Friday, January 13, 2006

Scaling and Comparison

One of the things which fuels games is comparison. This is most easily explained through strong story games, such as an RPG. You start off fighting slimes, end up fighting dragons. The dragons are inherently more impressive.

By using what a player expects to give a sense of reality to what is otherwise just a bundle of numbers, games make that bundle have some emotional response. This lets them frame different parts of the game as having different emotional "ratings". For example, the goody-goody wood elves feel one way, the ancient necromancer's ruins feel quite another way. Going from fighting boars to fighting demons will make you, the player, feel like you have taken a dramatic step forward.

This is also true of gameplay comparisons, both gross and fine. For example, most games give you more and more choices as you go through the game. This is to let you know you have advanced. Fire 2 is better than Fire 1, but having access to both Fire 2 and Ice 2 is better yet. Higher complexity requires a wider perspective.

On a fine level, comparison is what really drives games. You game for the "cool" moments. The victories, the goals, the interesting bits. In Tetris, there's a rush when you succeed at the four-lines-vanishing trick. In Halo, there's a rush as you see a jeep flipping five times after ramming a pile of explosives.

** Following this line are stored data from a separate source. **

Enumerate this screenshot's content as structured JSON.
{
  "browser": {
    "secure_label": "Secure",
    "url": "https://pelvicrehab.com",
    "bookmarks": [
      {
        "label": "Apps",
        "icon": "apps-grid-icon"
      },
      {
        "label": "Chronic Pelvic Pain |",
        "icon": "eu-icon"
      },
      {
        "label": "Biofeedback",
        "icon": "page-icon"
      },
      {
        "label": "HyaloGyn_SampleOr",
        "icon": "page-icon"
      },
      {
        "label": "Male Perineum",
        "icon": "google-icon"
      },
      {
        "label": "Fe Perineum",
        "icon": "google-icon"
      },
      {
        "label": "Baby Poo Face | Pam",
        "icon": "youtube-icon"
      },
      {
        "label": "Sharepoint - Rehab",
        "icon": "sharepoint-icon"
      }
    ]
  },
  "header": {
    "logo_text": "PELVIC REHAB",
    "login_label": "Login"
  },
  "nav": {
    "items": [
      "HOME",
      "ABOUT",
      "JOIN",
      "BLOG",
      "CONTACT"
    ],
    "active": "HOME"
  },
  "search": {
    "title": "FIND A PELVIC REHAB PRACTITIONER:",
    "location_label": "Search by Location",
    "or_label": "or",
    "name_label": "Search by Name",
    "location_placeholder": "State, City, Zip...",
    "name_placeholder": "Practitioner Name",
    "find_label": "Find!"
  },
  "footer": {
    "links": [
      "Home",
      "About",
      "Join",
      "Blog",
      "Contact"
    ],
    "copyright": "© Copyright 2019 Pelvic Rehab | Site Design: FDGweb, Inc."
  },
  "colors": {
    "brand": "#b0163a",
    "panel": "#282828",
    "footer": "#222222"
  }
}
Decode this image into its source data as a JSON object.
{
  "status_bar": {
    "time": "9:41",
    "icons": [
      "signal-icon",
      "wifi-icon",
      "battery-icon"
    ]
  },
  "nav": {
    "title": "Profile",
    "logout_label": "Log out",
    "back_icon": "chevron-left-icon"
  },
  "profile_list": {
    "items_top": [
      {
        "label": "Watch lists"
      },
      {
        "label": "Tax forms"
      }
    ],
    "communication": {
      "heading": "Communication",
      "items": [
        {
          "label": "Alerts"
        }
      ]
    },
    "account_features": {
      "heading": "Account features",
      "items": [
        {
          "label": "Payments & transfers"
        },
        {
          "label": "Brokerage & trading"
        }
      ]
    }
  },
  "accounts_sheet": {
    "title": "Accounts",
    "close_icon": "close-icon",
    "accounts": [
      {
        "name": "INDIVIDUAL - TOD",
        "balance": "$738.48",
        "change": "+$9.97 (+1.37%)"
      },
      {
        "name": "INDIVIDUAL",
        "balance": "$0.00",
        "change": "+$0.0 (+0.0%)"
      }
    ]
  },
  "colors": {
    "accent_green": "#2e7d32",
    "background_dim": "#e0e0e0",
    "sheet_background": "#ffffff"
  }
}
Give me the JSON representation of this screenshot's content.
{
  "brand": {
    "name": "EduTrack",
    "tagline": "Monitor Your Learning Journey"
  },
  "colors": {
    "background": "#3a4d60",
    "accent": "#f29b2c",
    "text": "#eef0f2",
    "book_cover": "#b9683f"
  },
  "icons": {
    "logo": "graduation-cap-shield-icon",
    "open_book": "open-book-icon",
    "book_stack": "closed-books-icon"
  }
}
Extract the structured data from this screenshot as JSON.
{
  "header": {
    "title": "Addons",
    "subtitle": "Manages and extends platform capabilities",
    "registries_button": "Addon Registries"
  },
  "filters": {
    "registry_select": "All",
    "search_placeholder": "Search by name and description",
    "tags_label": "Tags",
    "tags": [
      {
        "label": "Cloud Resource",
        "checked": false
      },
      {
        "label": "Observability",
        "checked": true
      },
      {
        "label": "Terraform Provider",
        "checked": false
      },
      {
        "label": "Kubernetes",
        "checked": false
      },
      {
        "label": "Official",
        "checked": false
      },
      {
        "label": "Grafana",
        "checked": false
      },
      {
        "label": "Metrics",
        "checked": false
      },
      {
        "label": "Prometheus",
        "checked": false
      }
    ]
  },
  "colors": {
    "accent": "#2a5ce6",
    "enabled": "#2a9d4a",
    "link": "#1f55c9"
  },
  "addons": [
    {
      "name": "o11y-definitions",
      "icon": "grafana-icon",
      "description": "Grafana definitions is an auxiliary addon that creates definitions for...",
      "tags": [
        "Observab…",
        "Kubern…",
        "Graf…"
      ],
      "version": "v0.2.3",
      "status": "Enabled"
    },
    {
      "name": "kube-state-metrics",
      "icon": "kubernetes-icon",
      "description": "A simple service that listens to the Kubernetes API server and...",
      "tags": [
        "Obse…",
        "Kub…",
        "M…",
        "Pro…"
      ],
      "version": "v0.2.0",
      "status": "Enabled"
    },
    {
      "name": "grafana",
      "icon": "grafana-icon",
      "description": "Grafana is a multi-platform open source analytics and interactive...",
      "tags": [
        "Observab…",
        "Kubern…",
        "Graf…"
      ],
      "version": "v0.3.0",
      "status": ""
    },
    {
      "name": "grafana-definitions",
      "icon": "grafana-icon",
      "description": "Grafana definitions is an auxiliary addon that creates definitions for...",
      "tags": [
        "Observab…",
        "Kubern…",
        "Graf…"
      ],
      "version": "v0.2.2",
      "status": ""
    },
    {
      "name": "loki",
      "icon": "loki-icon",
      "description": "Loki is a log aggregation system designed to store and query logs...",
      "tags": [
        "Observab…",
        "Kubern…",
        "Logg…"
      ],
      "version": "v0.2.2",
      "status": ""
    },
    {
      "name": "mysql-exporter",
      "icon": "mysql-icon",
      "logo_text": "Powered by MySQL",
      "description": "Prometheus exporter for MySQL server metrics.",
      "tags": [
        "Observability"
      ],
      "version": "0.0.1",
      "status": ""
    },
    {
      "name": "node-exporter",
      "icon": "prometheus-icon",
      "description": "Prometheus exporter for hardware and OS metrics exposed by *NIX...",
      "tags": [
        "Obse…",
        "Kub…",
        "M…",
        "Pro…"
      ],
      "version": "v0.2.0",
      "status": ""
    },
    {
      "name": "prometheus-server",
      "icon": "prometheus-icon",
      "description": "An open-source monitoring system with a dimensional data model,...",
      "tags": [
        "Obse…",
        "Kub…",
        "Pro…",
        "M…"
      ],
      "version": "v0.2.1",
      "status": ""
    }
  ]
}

A lot of games these days are "crossing genre barriers". People liked GTAIII and Halo because, to a large extent, they allowed for several genres all packaged into the same game. Why do people like these cross-genre games?

Comparison spikes.

You spend most of the game walking around. Your viewpoint is low to the ground, you move at a few miles per hour, and you're awfully vulnerable. Then you hop into a vehicle. Suddenly, your speed, durability, and view are all radically increased. It's a huge boost, a whole new perspective.

Similarly, interacting with things that have this huge boost is a heart-pounding experience. The foot soldier trying to deal with an incoming jet? Trying to capture a tank in GTA? These are not just "the next enemy", as in an RPG. They are associated with actual capabilities and difficulties because you have been in their shoes. You have (or will have) been on both sides of that equation.

Of course, I think this is mostly Relative Perception ("Player Vision") related, which means it's easiest and most powerful in physics-based games.

But look back over the popular games, and you'll see they almost always contain one or more of the following four elements (usually two or three):

1) A big license. (Generally associated with high-end graphics.)

2) PvP

3) Huge relative perception shifts.

4) Casual persistant play


Here's GameFaq's most popular pages list. This isn't necessarily a good representation, as people coming to GameFaq are looking for walkthroughs and cheats, but it is indicative.

01 Dragon Quest VIII - PS2

Casual persistant play on a huge license with massive perspective shifts.

02 Kingdom Hearts II - PS2

Ditto.

03 Animal Crossing WW - DS

Casual persistant play on a license. Are there perspective shifts here?

04 World of Warcraft - PC

All four.

05 WWE SD vs Raw 06 - PS2

Casual persistance on a license, probably with PvP.

06 Resident Evil 4 - PS2

Casual persistant play on a huge license with massive perspective shifts.

07 Dead or Alive 4 - X360

Casual persistance, license, PvP.

08 GTA: San Andreas - PS2

All four. I think this one has PvP, doesn't it?

09 Xbox 360 Hardware - X360

Uh...

10 Mega Man X Collection - PS2

Big license, casual play, some perspective shift.



So, yes, you already knew about PvP and casual persistance being important, and the license is a big "duhhhh". But most successful games have big perspective variations throughout the course of play. This is important! Successful indie games all have perspective shifts. Unsuccessful ones generally don't. Alien Hominid - perspective shift with new weapons and radically unique boss structures. Katamari Damacy - all about perspective shift right from its core.

Perspective shifting is fun. Everyone likes to see things from new angles. Everyone likes to mow down hundreds of something they had a hard time with, or spend a weird and difficult level dealing with something they've never thought twice as they used it before.

Just don't let it distract you from the greatest perspective shift in your game: the story.

That is, after all, what a story really is. Didn't you know?

2 comments:

Darius Kazemi said...

No PvP in GTA:SA. (Aside from, arguably, a few easter eggs.)

Patrick said...

I think your onto something primal with the perspective shifting thing. All stories, even those with a single protagonist's perspective, offer a new point of view that the audience otherwise wouldn't have been able to apprehend.

Whats cool about Storytron (the new name for Erasmatron) is that multiple perspectives are pretty easy to do and are even more meaningful in narrative implications than, say, getting into a tank for the first time.